We have covered this one as an example, which involves automatically changing unconscious instincts or impulses that are consciously thought to be in violation of or unacceptable to our higher brained, moral codes (Freud’s Superego) into their opposites.
This unconscious social habit is interesting as a tool for “reading” and decoding others. It has been said that “the unconscious only thinks in positives, not negatives.” This is one of the popular methods of detecting a lie in others - that when one negates something in conversation, the idea first had to exist as a positive, and so what the person was really thinking at the unconscious level was the positive version.
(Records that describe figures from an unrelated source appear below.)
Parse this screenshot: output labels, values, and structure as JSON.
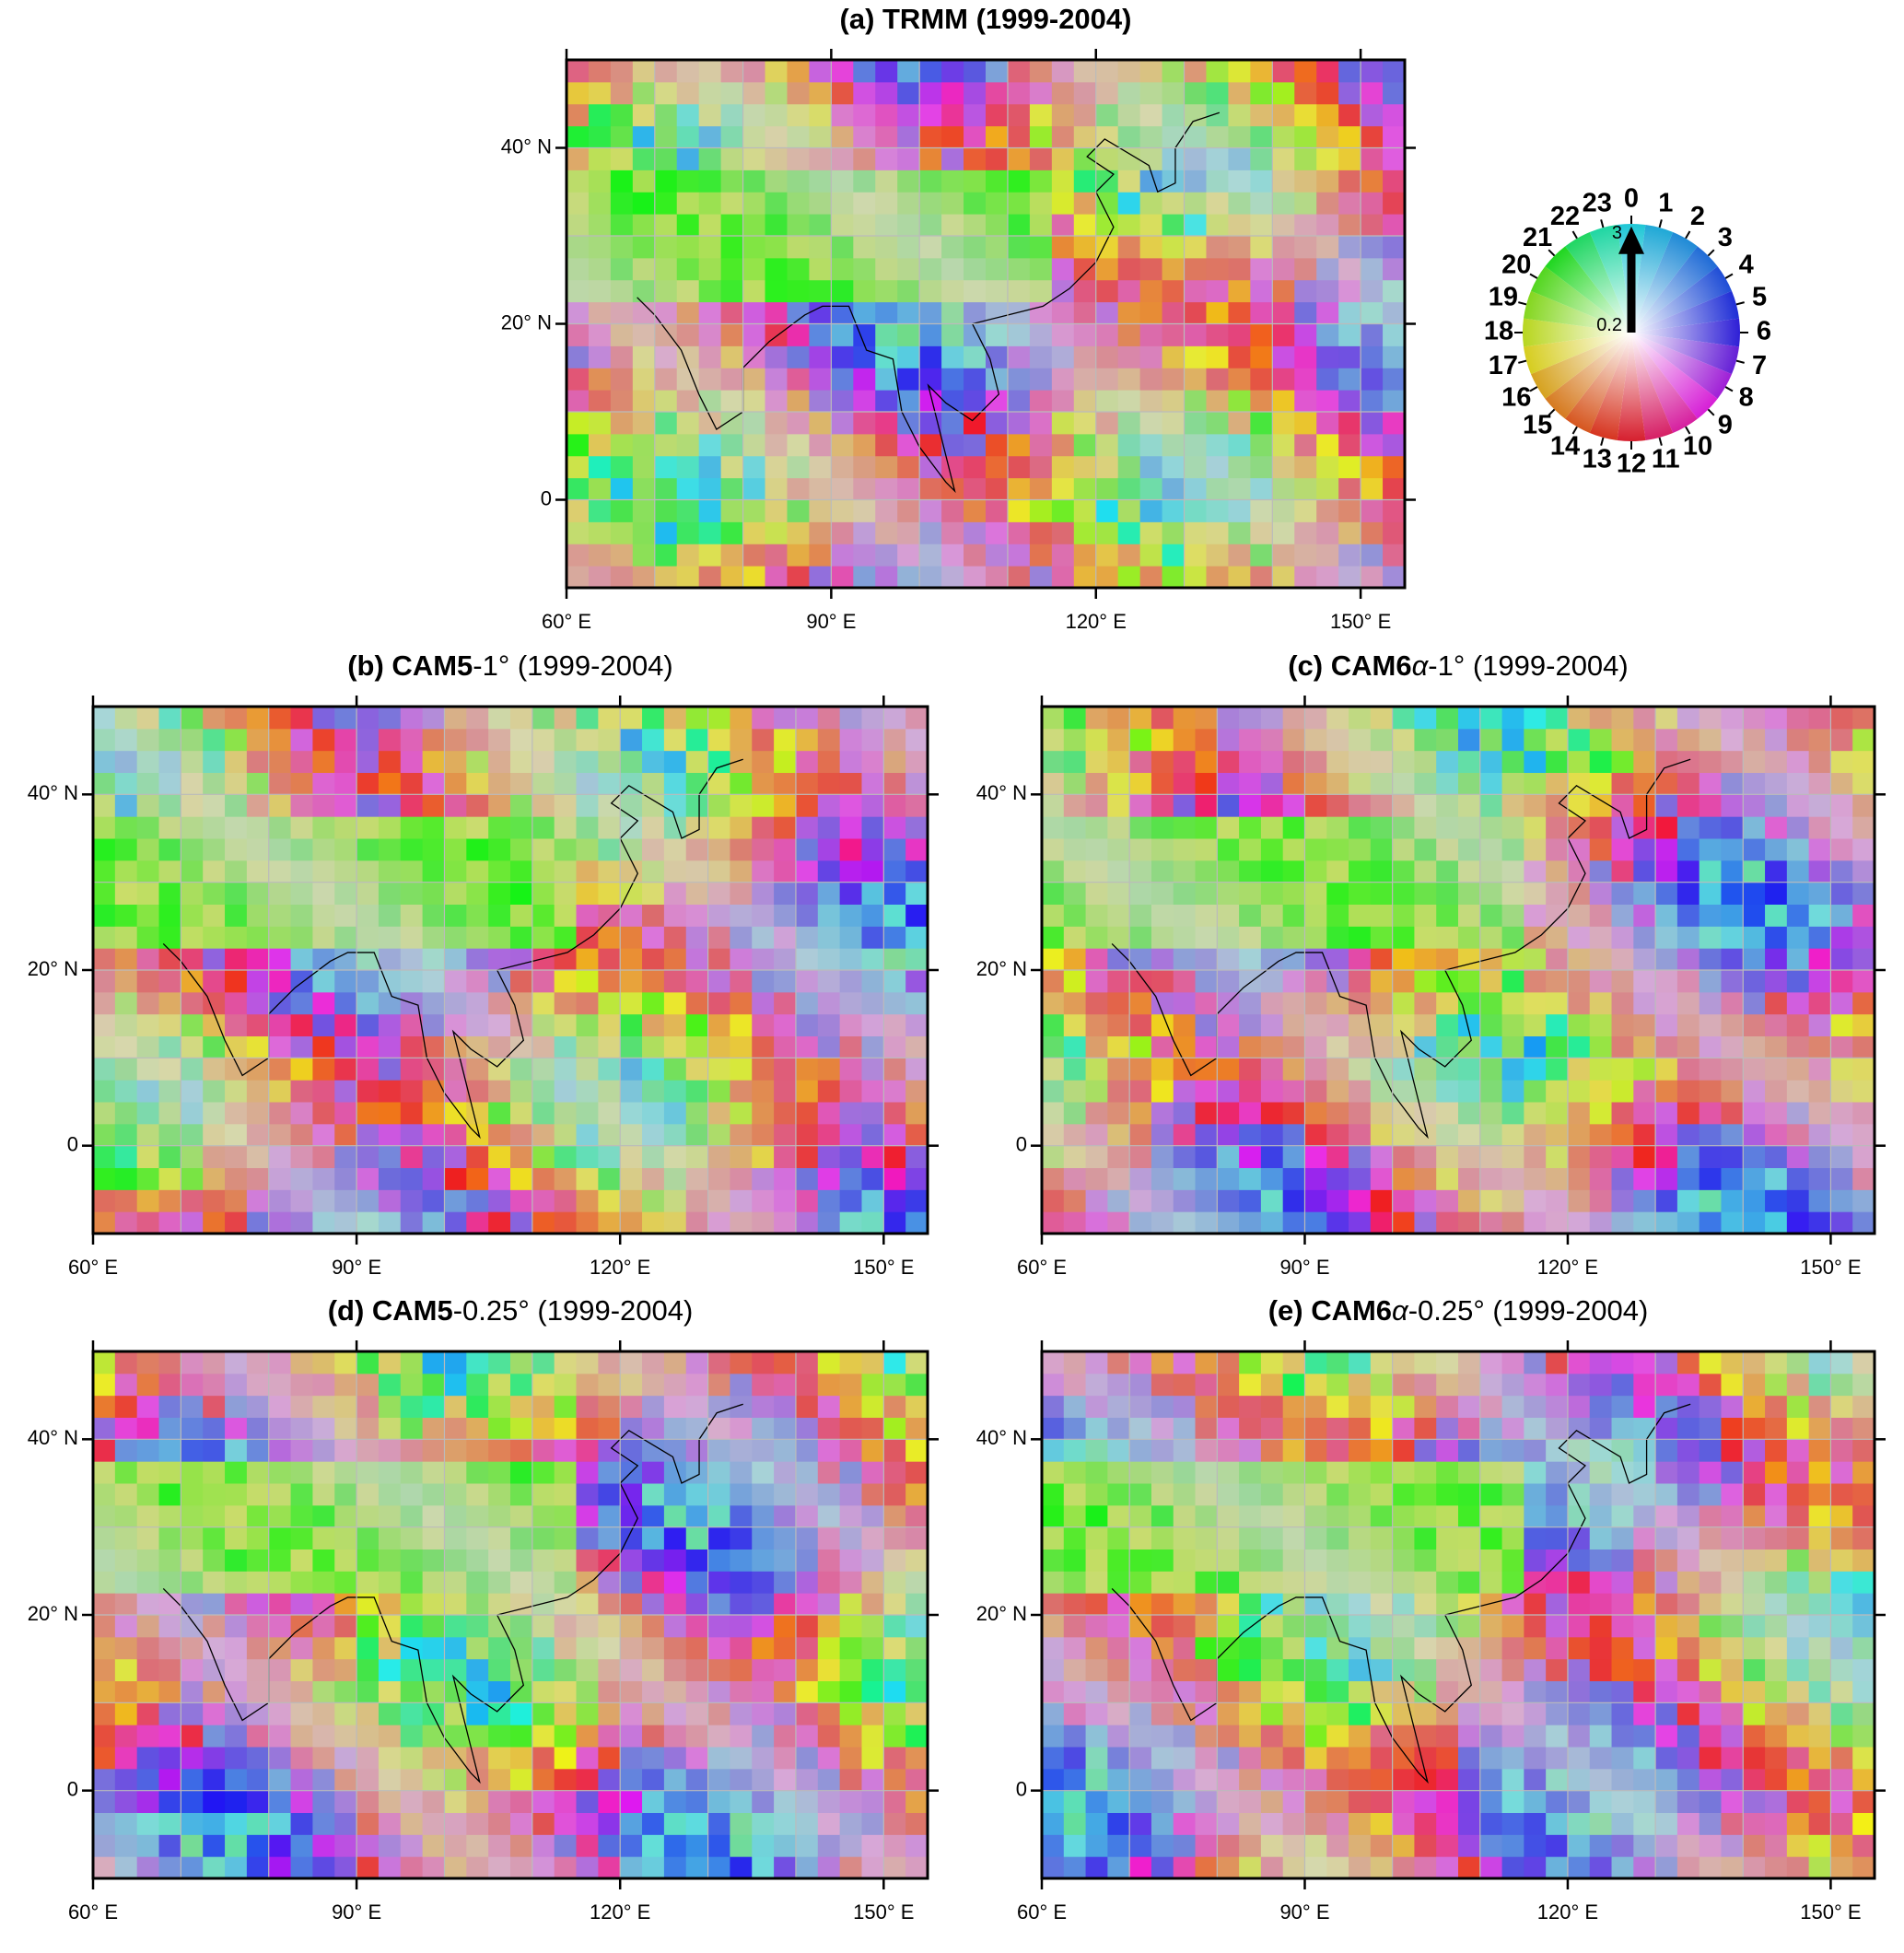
{
  "panels": [
    {
      "title": [
        {
          "text": "(a) TRMM (1999-2004)",
          "style": "bold"
        }
      ],
      "xlim": [
        60,
        155
      ],
      "ylim": [
        -10,
        50
      ],
      "xticks": [
        {
          "value": 60,
          "label": "60° E"
        },
        {
          "value": 90,
          "label": "90° E"
        },
        {
          "value": 120,
          "label": "120° E"
        },
        {
          "value": 150,
          "label": "150° E"
        }
      ],
      "yticks": [
        0,
        {
          "value": 20,
          "label": "20° N"
        },
        {
          "value": 40,
          "label": "40° N"
        }
      ],
      "grid_lon": [
        70,
        80,
        90,
        100,
        110,
        120,
        130,
        140,
        150
      ],
      "grid_lat": [
        0,
        10,
        20,
        30,
        40
      ]
    },
    {
      "title": [
        {
          "text": "(b) CAM5",
          "style": "bold"
        },
        {
          "text": "-1° (1999-2004)",
          "style": "normal"
        }
      ],
      "xlim": [
        60,
        155
      ],
      "ylim": [
        -10,
        50
      ],
      "xticks": [
        {
          "value": 60,
          "label": "60° E"
        },
        {
          "value": 90,
          "label": "90° E"
        },
        {
          "value": 120,
          "label": "120° E"
        },
        {
          "value": 150,
          "label": "150° E"
        }
      ],
      "yticks": [
        0,
        {
          "value": 20,
          "label": "20° N"
        },
        {
          "value": 40,
          "label": "40° N"
        }
      ],
      "grid_lon": [
        70,
        80,
        90,
        100,
        110,
        120,
        130,
        140,
        150
      ],
      "grid_lat": [
        0,
        10,
        20,
        30,
        40
      ]
    },
    {
      "title": [
        {
          "text": "(c) CAM6",
          "style": "bold"
        },
        {
          "text": "α",
          "style": "italic"
        },
        {
          "text": "-1° (1999-2004)",
          "style": "normal"
        }
      ],
      "xlim": [
        60,
        155
      ],
      "ylim": [
        -10,
        50
      ],
      "xticks": [
        {
          "value": 60,
          "label": "60° E"
        },
        {
          "value": 90,
          "label": "90° E"
        },
        {
          "value": 120,
          "label": "120° E"
        },
        {
          "value": 150,
          "label": "150° E"
        }
      ],
      "yticks": [
        0,
        {
          "value": 20,
          "label": "20° N"
        },
        {
          "value": 40,
          "label": "40° N"
        }
      ],
      "grid_lon": [
        70,
        80,
        90,
        100,
        110,
        120,
        130,
        140,
        150
      ],
      "grid_lat": [
        0,
        10,
        20,
        30,
        40
      ]
    },
    {
      "title": [
        {
          "text": "(d) CAM5",
          "style": "bold"
        },
        {
          "text": "-0.25° (1999-2004)",
          "style": "normal"
        }
      ],
      "xlim": [
        60,
        155
      ],
      "ylim": [
        -10,
        50
      ],
      "xticks": [
        {
          "value": 60,
          "label": "60° E"
        },
        {
          "value": 90,
          "label": "90° E"
        },
        {
          "value": 120,
          "label": "120° E"
        },
        {
          "value": 150,
          "label": "150° E"
        }
      ],
      "yticks": [
        0,
        {
          "value": 20,
          "label": "20° N"
        },
        {
          "value": 40,
          "label": "40° N"
        }
      ],
      "grid_lon": [
        70,
        80,
        90,
        100,
        110,
        120,
        130,
        140,
        150
      ],
      "grid_lat": [
        0,
        10,
        20,
        30,
        40
      ]
    },
    {
      "title": [
        {
          "text": "(e) CAM6",
          "style": "bold"
        },
        {
          "text": "α",
          "style": "italic"
        },
        {
          "text": "-0.25° (1999-2004)",
          "style": "normal"
        }
      ],
      "xlim": [
        60,
        155
      ],
      "ylim": [
        -10,
        50
      ],
      "xticks": [
        {
          "value": 60,
          "label": "60° E"
        },
        {
          "value": 90,
          "label": "90° E"
        },
        {
          "value": 120,
          "label": "120° E"
        },
        {
          "value": 150,
          "label": "150° E"
        }
      ],
      "yticks": [
        0,
        {
          "value": 20,
          "label": "20° N"
        },
        {
          "value": 40,
          "label": "40° N"
        }
      ],
      "grid_lon": [
        70,
        80,
        90,
        100,
        110,
        120,
        130,
        140,
        150
      ],
      "grid_lat": [
        0,
        10,
        20,
        30,
        40
      ]
    }
  ],
  "legend": {
    "hours": [
      0,
      1,
      2,
      3,
      4,
      5,
      6,
      7,
      8,
      9,
      10,
      11,
      12,
      13,
      14,
      15,
      16,
      17,
      18,
      19,
      20,
      21,
      22,
      23
    ],
    "radius_ticks": [
      0.2,
      3
    ],
    "rlim": [
      0,
      3.3
    ]
  }
}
For example, if someone says to you, “It’s not that your looks are not my type. It’s just that I’m spoken for right now,” then what the person’s unconscious is thinking is that it is your looks that they don’t prefer. It’s just too uncomfortable to make that known.
Another one is when someone says to you, “It’s not that I was out meeting other people. I was just busy with work,” then there was at least the instinctual desire on their part to meet other people behind your back. That is what was in the unconscious before they negated it out of their discomfort with the moral dilemma of either telling you, or doing it. Of course, this is not to say that they were meeting other people or cheating on you. It’s just that the desire, instinct, or urge to was there. Hopefully they negated the impulse by using their higher, conscious moral sense.
And so reaction formation is saying, feeling, or overtly believing the opposite of what one really wants or feels in the instincts. We take the opposite belief because the true belief causes anxiety.